As I occasionally report bad things about the still-growing-well Spanish economy, I feel it’s only right I quote these lines from an observer of the British scene, ahead of the annual Budget Speech in Parliament this week: The chancellor will place all the blame [for the plight of the British economy] on the US sub-prime housing market. But the challenge for any government’s economic policy is not how it copes when the rest of world is growing strongly, as it has over the past 15 years, but rather how it copes when times are tough. The credit crunch is international in reach, but it is Britain that, according to most observers, is the least well prepared. We did not fix the roof when the sun was shining. I suspect a few people would say much the same charge can be placed at the door of Mr Zapatero and his government. So, for those Brits lining up to leave the UK and pondering Spain as an option, what they have to decide is whether they would be leaping from the frying pan into the fire. As if it wasn’t bad enough having to deal with the rise of the euro and the regular reports of Spanish land-grab measures.

Right on cue - after my mention of estate agents yesterday - I see that the one I walk past every day has closed down. Time for another mini-survey?

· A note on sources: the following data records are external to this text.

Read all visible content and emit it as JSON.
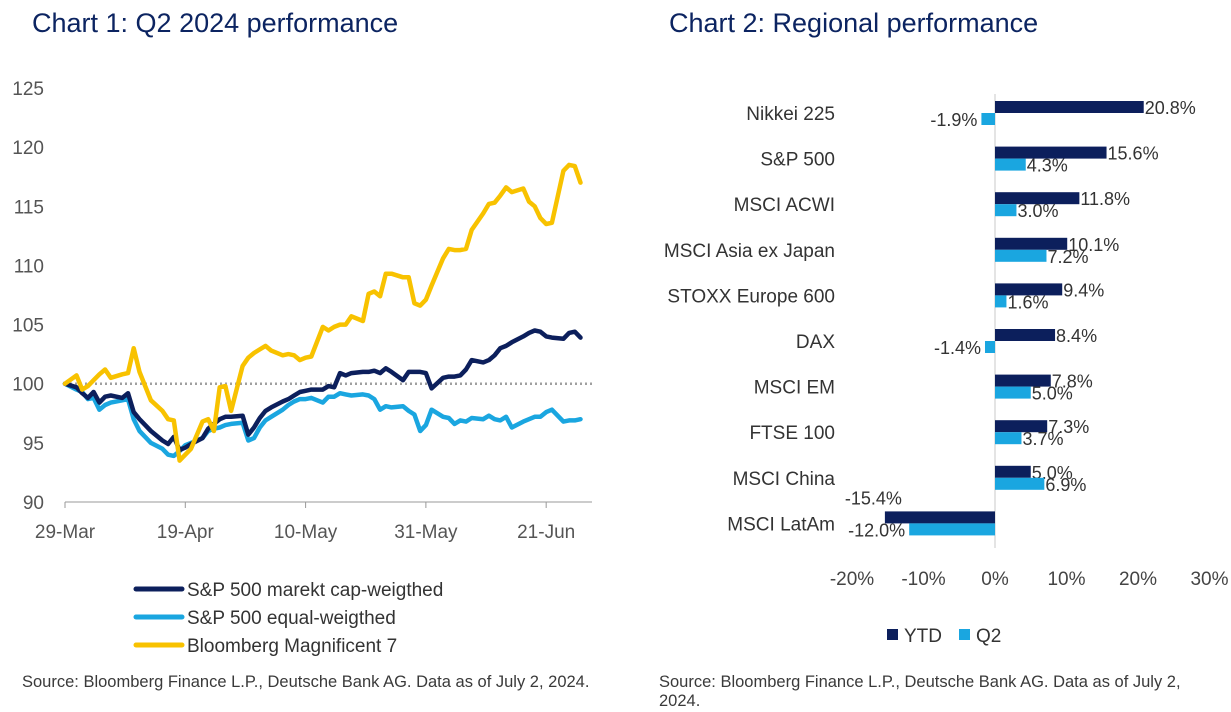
{
  "chart_data": [
    {
      "type": "line",
      "title": "Chart 1: Q2 2024 performance",
      "xlabel": "",
      "ylabel": "",
      "ylim": [
        90,
        125
      ],
      "yticks": [
        "125",
        "120",
        "115",
        "110",
        "105",
        "100",
        "95",
        "90"
      ],
      "xticks": [
        "29-Mar",
        "19-Apr",
        "10-May",
        "31-May",
        "21-Jun"
      ],
      "x_range_days": [
        0,
        92
      ],
      "x_tick_days": [
        0,
        21,
        42,
        63,
        84
      ],
      "reference_line": 100,
      "legend_position": "bottom",
      "series": [
        {
          "name": "S&P 500 marekt cap-weigthed",
          "color": "#0c1f5c",
          "x_days": [
            0,
            2,
            3,
            4,
            5,
            6,
            7,
            8,
            10,
            11,
            12,
            13,
            14,
            15,
            17,
            18,
            19,
            20,
            21,
            22,
            24,
            25,
            26,
            27,
            28,
            29,
            31,
            32,
            33,
            34,
            35,
            36,
            38,
            39,
            40,
            41,
            42,
            43,
            45,
            46,
            47,
            48,
            49,
            50,
            52,
            53,
            54,
            55,
            56,
            57,
            59,
            60,
            61,
            62,
            63,
            64,
            66,
            67,
            68,
            69,
            70,
            71,
            73,
            74,
            75,
            76,
            77,
            78,
            80,
            81,
            82,
            83,
            84,
            85,
            87,
            88,
            89,
            90
          ],
          "values": [
            100.0,
            99.7,
            99.2,
            98.8,
            99.3,
            98.4,
            98.9,
            99.0,
            98.8,
            99.2,
            97.6,
            97.0,
            96.5,
            96.0,
            95.2,
            94.9,
            95.5,
            94.4,
            94.6,
            94.9,
            95.4,
            96.2,
            96.6,
            97.0,
            97.2,
            97.2,
            97.3,
            95.7,
            96.3,
            97.1,
            97.7,
            98.0,
            98.5,
            98.7,
            99.0,
            99.3,
            99.4,
            99.5,
            99.5,
            99.8,
            99.7,
            100.9,
            100.7,
            100.9,
            101.0,
            101.0,
            101.1,
            100.9,
            101.3,
            101.0,
            100.3,
            101.0,
            101.0,
            101.0,
            100.9,
            99.6,
            100.5,
            100.6,
            100.6,
            100.7,
            101.2,
            102.0,
            101.8,
            102.0,
            102.4,
            103.0,
            103.2,
            103.5,
            104.0,
            104.3,
            104.5,
            104.4,
            104.0,
            103.9,
            103.8,
            104.3,
            104.4,
            103.9
          ]
        },
        {
          "name": "S&P 500 equal-weigthed",
          "color": "#1aa6e0",
          "x_days": [
            0,
            2,
            3,
            4,
            5,
            6,
            7,
            8,
            10,
            11,
            12,
            13,
            14,
            15,
            17,
            18,
            19,
            20,
            21,
            22,
            24,
            25,
            26,
            27,
            28,
            29,
            31,
            32,
            33,
            34,
            35,
            36,
            38,
            39,
            40,
            41,
            42,
            43,
            45,
            46,
            47,
            48,
            49,
            50,
            52,
            53,
            54,
            55,
            56,
            57,
            59,
            60,
            61,
            62,
            63,
            64,
            66,
            67,
            68,
            69,
            70,
            71,
            73,
            74,
            75,
            76,
            77,
            78,
            80,
            81,
            82,
            83,
            84,
            85,
            87,
            88,
            89,
            90
          ],
          "values": [
            100.0,
            99.5,
            99.3,
            98.7,
            98.8,
            97.8,
            98.2,
            98.4,
            98.6,
            98.7,
            97.0,
            96.0,
            95.5,
            95.0,
            94.5,
            94.0,
            93.9,
            94.3,
            94.8,
            95.0,
            95.4,
            96.0,
            96.2,
            96.3,
            96.5,
            96.6,
            96.7,
            95.2,
            95.4,
            96.3,
            96.9,
            97.2,
            97.8,
            98.2,
            98.5,
            98.7,
            98.7,
            98.8,
            98.4,
            98.9,
            98.9,
            99.2,
            99.1,
            99.0,
            99.1,
            99.0,
            98.7,
            97.8,
            98.1,
            98.0,
            98.1,
            97.7,
            97.4,
            96.0,
            96.5,
            97.8,
            97.2,
            97.1,
            96.6,
            96.9,
            96.8,
            97.1,
            97.0,
            97.3,
            97.0,
            96.9,
            97.2,
            96.3,
            96.8,
            97.0,
            97.2,
            97.2,
            97.6,
            97.8,
            96.8,
            96.9,
            96.9,
            97.0
          ]
        },
        {
          "name": "Bloomberg Magnificent 7",
          "color": "#f8c200",
          "x_days": [
            0,
            2,
            3,
            4,
            5,
            6,
            7,
            8,
            10,
            11,
            12,
            13,
            14,
            15,
            17,
            18,
            19,
            20,
            21,
            22,
            24,
            25,
            26,
            27,
            28,
            29,
            31,
            32,
            33,
            34,
            35,
            36,
            38,
            39,
            40,
            41,
            42,
            43,
            45,
            46,
            47,
            48,
            49,
            50,
            52,
            53,
            54,
            55,
            56,
            57,
            59,
            60,
            61,
            62,
            63,
            64,
            66,
            67,
            68,
            69,
            70,
            71,
            73,
            74,
            75,
            76,
            77,
            78,
            80,
            81,
            82,
            83,
            84,
            85,
            87,
            88,
            89,
            90
          ],
          "values": [
            100.0,
            100.7,
            99.5,
            99.8,
            100.3,
            100.8,
            101.2,
            100.5,
            100.8,
            100.9,
            103.0,
            101.0,
            99.8,
            98.6,
            97.7,
            97.0,
            96.9,
            93.5,
            94.0,
            94.5,
            96.8,
            97.0,
            96.0,
            99.7,
            99.8,
            97.7,
            101.5,
            102.2,
            102.6,
            102.9,
            103.2,
            102.8,
            102.4,
            102.5,
            102.4,
            102.0,
            102.2,
            102.3,
            104.8,
            104.5,
            104.8,
            105.0,
            105.0,
            105.7,
            105.3,
            107.6,
            107.8,
            107.4,
            109.3,
            109.3,
            109.0,
            109.0,
            106.8,
            106.6,
            107.1,
            108.3,
            110.6,
            111.4,
            111.3,
            111.3,
            111.4,
            113.0,
            114.4,
            115.2,
            115.3,
            115.9,
            116.6,
            116.2,
            116.5,
            115.4,
            115.0,
            114.0,
            113.5,
            113.6,
            118.0,
            118.5,
            118.4,
            117.0
          ]
        }
      ]
    },
    {
      "type": "bar",
      "orientation": "horizontal",
      "title": "Chart 2: Regional performance",
      "xlabel": "",
      "ylabel": "",
      "xlim": [
        -20,
        30
      ],
      "xticks": [
        "-20%",
        "-10%",
        "0%",
        "10%",
        "20%",
        "30%"
      ],
      "legend_position": "bottom",
      "categories": [
        "Nikkei 225",
        "S&P 500",
        "MSCI ACWI",
        "MSCI Asia ex Japan",
        "STOXX Europe 600",
        "DAX",
        "MSCI EM",
        "FTSE 100",
        "MSCI China",
        "MSCI LatAm"
      ],
      "series": [
        {
          "name": "YTD",
          "color": "#0c1f5c",
          "values": [
            20.8,
            15.6,
            11.8,
            10.1,
            9.4,
            8.4,
            7.8,
            7.3,
            5.0,
            -15.4
          ],
          "labels": [
            "20.8%",
            "15.6%",
            "11.8%",
            "10.1%",
            "9.4%",
            "8.4%",
            "7.8%",
            "7.3%",
            "5.0%",
            "-15.4%"
          ]
        },
        {
          "name": "Q2",
          "color": "#1aa6e0",
          "values": [
            -1.9,
            4.3,
            3.0,
            7.2,
            1.6,
            -1.4,
            5.0,
            3.7,
            6.9,
            -12.0
          ],
          "labels": [
            "-1.9%",
            "4.3%",
            "3.0%",
            "7.2%",
            "1.6%",
            "-1.4%",
            "5.0%",
            "3.7%",
            "6.9%",
            "-12.0%"
          ]
        }
      ]
    }
  ],
  "sources": {
    "chart1": "Source: Bloomberg Finance L.P., Deutsche Bank AG. Data as of July 2, 2024.",
    "chart2": "Source: Bloomberg Finance L.P., Deutsche Bank AG. Data as of July 2, 2024."
  }
}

It hasn’t been a good day so far. I discovered this morning that my Google toolbar entries had all disappeared. And I’ve just found that all the Bookmarks/Favourites that I’ve spent years building up have also vanished. Don’t you just love technology? Or is it just me?


Diego said...

Useless question after the fact, did you have your bookmarks backed up?

Also, if you use Firefox you can get an extension from Google called Google browser synch, it stores your firefox settings somewhere in their servers so that you can use your bookmarks in any pc, it also helps when disaster strikes.

Also, i am kind of ignorant on consumer law in Spain, where can i find the pertinent information about returns and refunds?

Actually i ignore many things but right now i cannot remember them.

Colin Davies said...

Very many thanks, Diego. No, although I use Firefox. I didn't know about the Google facility, which I will now check. Fortunately, I was able to import many of the Favourites from Microsoft Explorer. And I have now backed up my Bookmarks on a CD. Everything else I had backed up! It never occurred to me this could happen without the whole computer crashing. I wonder how it does happen as there's no evidence of a virus.

I will write again about consumer law when I have visited Carrefour again, this time with a lawyer friend who's dealt with them before on this sort of issue.